朱亨嘉见软的不行,就来硬的,派人劫持瞿式耜到桂林听命。
瞿式耜毫不妥协,暗中写信给两广总督丁魁楚,要他发兵平定朱亨嘉。
两广总督丁魁楚早已接到隆武的即位诏书,并得隆武帝加封为大学士,但他和瞿式耜一样,接到隆武即位诏书后,并没有向隆武帝上疏表态。
当然,他不表态的原因跟瞿式耜是有差别的。
瞿式耜是认为隆武帝的血统太疏。而丁魁楚纯粹是在隆武和鲁监国之间摇摆,拿不定主意。
对于在隆武和鲁监国之间出现的第三者朱亨嘉,在瞿式耜的提醒下,他先是高举“恭迎睿驾”的大旗率兵进至广西梧州迎接朱亨嘉,等朱亨嘉被彻底麻痹住了,蓦然发起进攻,把朱亨嘉带来的兵马打败,将朱亨嘉逐回桂林。
被拘禁在桂林的瞿式耜则极其漂亮地策反了朱亨嘉的留守部队,与丁魁楚军里应外合,很快平定朱亨嘉的僭乱。
事后,隆武帝加封丁魁楚为平粤伯,而因瞿式耜曾经拥立桂藩的立场问题,隆武帝解除了其广西巡抚职务,调任行在兵部添注左侍郎。
面对这种不公平待遇,瞿式耜心平气和,他自己也说:“我之所以不肯服从靖江王而甘受其逼辱的原因,并不是因为唐王,而是为桂王。

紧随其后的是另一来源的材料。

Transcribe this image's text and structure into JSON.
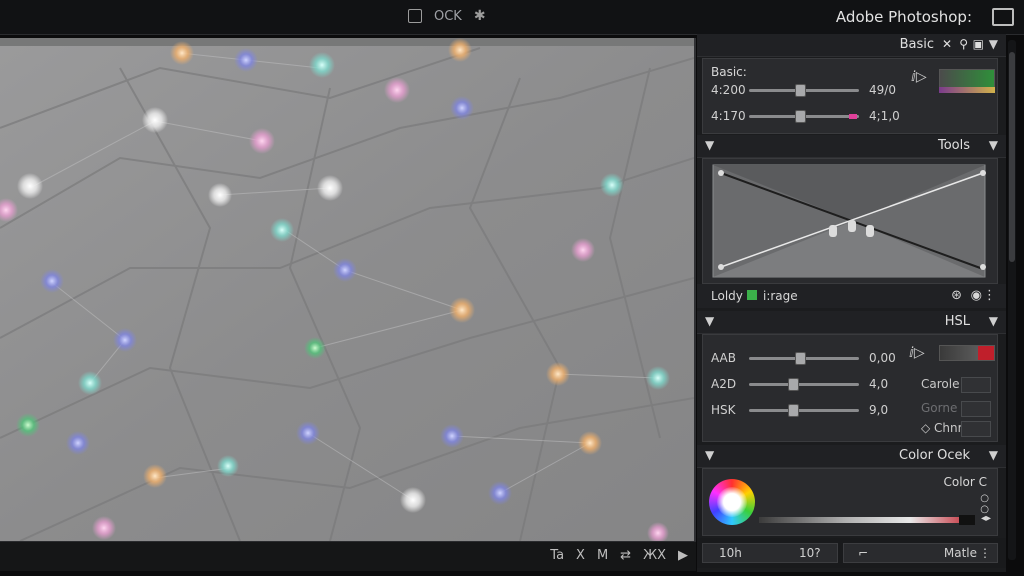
{
  "app": {
    "title": "Adobe Photoshop:",
    "top_center_label": "OCK",
    "icons": [
      "document-icon",
      "gear-icon",
      "window-icon"
    ]
  },
  "canvas": {
    "status_icons": [
      "Ta",
      "X",
      "M",
      "⇄",
      "ЖX",
      "▶"
    ]
  },
  "basic": {
    "header_label": "Basic",
    "header_icons": [
      "x-icon",
      "pin-icon",
      "camera-icon"
    ],
    "section_label": "Basic:",
    "rows": [
      {
        "name": "4:200",
        "value": "49/0",
        "level": 0.47
      },
      {
        "name": "4:170",
        "value": "4;1,0",
        "level": 0.47
      }
    ]
  },
  "tools": {
    "header_label": "Tools",
    "footer_label": "Loldy",
    "footer_tag": "i:rage"
  },
  "hsl": {
    "header_label": "HSL",
    "rows": [
      {
        "name": "AAB",
        "value": "0,00",
        "level": 0.47
      },
      {
        "name": "A2D",
        "value": "4,0",
        "level": 0.41
      },
      {
        "name": "HSK",
        "value": "9,0",
        "level": 0.41
      }
    ],
    "options": [
      "Carole",
      "Gorne",
      "Chnre"
    ]
  },
  "color": {
    "header_label": "Color Ocek",
    "label": "Color C"
  },
  "footer": {
    "left_a": "10h",
    "left_b": "10?",
    "right_label": "Matle"
  },
  "colors": {
    "accent_pink": "#e0409a",
    "accent_green": "#3bb04a",
    "swatch_red": "#c01f2b"
  }
}
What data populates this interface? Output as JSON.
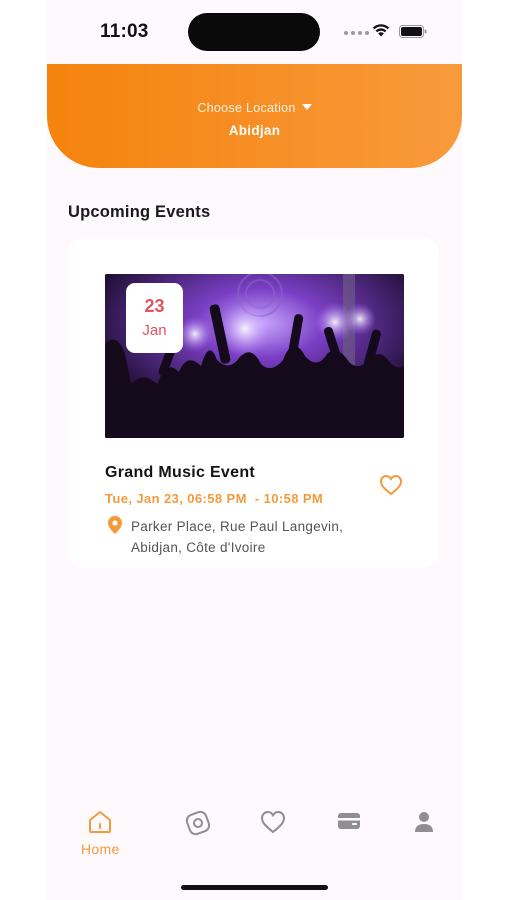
{
  "status_bar": {
    "time": "11:03"
  },
  "header": {
    "choose_location_label": "Choose Location",
    "city": "Abidjan"
  },
  "section": {
    "title": "Upcoming Events"
  },
  "event": {
    "day": "23",
    "month": "Jan",
    "title": "Grand Music Event",
    "time": "Tue, Jan 23, 06:58 PM  - 10:58 PM",
    "address_line1": "Parker Place, Rue Paul Langevin,",
    "address_line2": "Abidjan, Côte d'Ivoire"
  },
  "nav": {
    "items": [
      {
        "label": "Home",
        "icon": "home-icon",
        "active": true
      },
      {
        "label": "",
        "icon": "explore-icon",
        "active": false
      },
      {
        "label": "",
        "icon": "heart-icon",
        "active": false
      },
      {
        "label": "",
        "icon": "ticket-icon",
        "active": false
      },
      {
        "label": "",
        "icon": "profile-icon",
        "active": false
      }
    ]
  },
  "colors": {
    "accent": "#f5830d",
    "accent_light": "#f89a3c",
    "date_red": "#e0555e",
    "inactive_icon": "#8e8e93"
  }
}
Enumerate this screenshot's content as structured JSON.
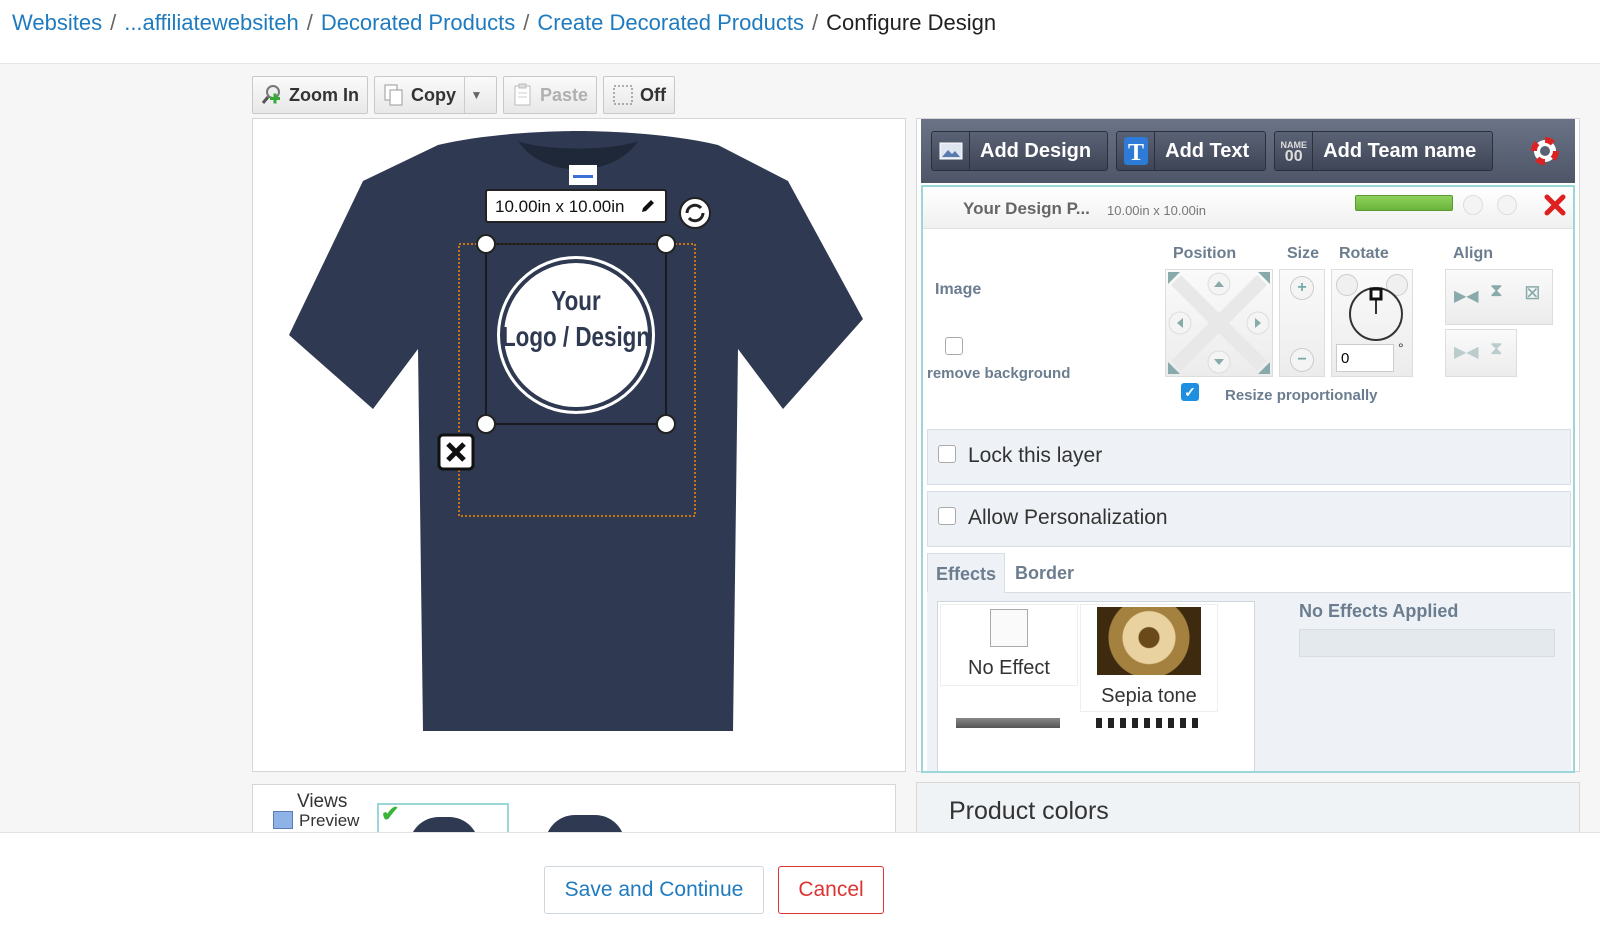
{
  "breadcrumb": {
    "items": [
      "Websites",
      "...affiliatewebsiteh",
      "Decorated Products",
      "Create Decorated Products"
    ],
    "current": "Configure Design",
    "separator": "/"
  },
  "toolbar": {
    "zoom_in": "Zoom In",
    "copy": "Copy",
    "paste": "Paste",
    "off": "Off"
  },
  "canvas": {
    "size_label": "10.00in x 10.00in",
    "logo_line1": "Your",
    "logo_line2": "Logo / Design",
    "shirt_color": "#2f3a52"
  },
  "designer": {
    "add_design": "Add Design",
    "add_text": "Add Text",
    "add_team_name": "Add Team name",
    "team_icon_top": "NAME",
    "team_icon_bottom": "00"
  },
  "layer": {
    "title": "Your Design P...",
    "dims": "10.00in x 10.00in",
    "image_label": "Image",
    "remove_bg": "remove background",
    "position": "Position",
    "size": "Size",
    "rotate": "Rotate",
    "align": "Align",
    "rotate_value": "0",
    "degree": "°",
    "resize_prop": "Resize proportionally",
    "lock": "Lock this layer",
    "personalize": "Allow Personalization",
    "tab_effects": "Effects",
    "tab_border": "Border",
    "no_effect": "No Effect",
    "sepia": "Sepia tone",
    "no_effects_applied": "No Effects Applied"
  },
  "views": {
    "line1": "Views",
    "line2": "Preview"
  },
  "product_colors": "Product colors",
  "footer": {
    "save": "Save and Continue",
    "cancel": "Cancel"
  },
  "colors": {
    "link": "#1f7bbf",
    "accent": "#9bd6d8",
    "danger": "#dd3333"
  }
}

”他拒绝到行在任职,赋闲于广西梧州、广东肇庆一带。
现在,隆武朝即已灭亡,瞿式耜立刻向两广总督丁魁楚建议,拥立桂王朱由榔承继大统。
丁魁楚为人懦弱,缺乏主见,在没有获悉隆武帝确切死亡的消息前,心怀观望,拖延不决,迟迟不敢做出应有的表态。
瞿式耜没有受他的影响,于当年十月初十奉桂王(即永明王)朱由榔监国于广东肇庆,颁诏楚、滇、黔、蜀。
48 动荡不安的小朝廷
事实上,在这个非常时期,从血统上考虑,桂藩朱由榔确实是最合适的人选了。
前文提到过,崇祯皇帝已死,崇祯皇帝的三个儿子生死不明,按照“兄终弟及”的宗法礼制,帝位就应该往崇祯帝的堂兄弟(崇祯帝只有一个亲兄弟,即哥哥天启帝)传了。
崇祯帝最亲的堂兄弟,当然得是祖父明神宗的孙子了。
而崇祯帝的堂叔父为福、瑞、惠、桂四藩王。
老福王朱常洵死于大顺军之手,新福王弘光帝登位后已败亡,不提。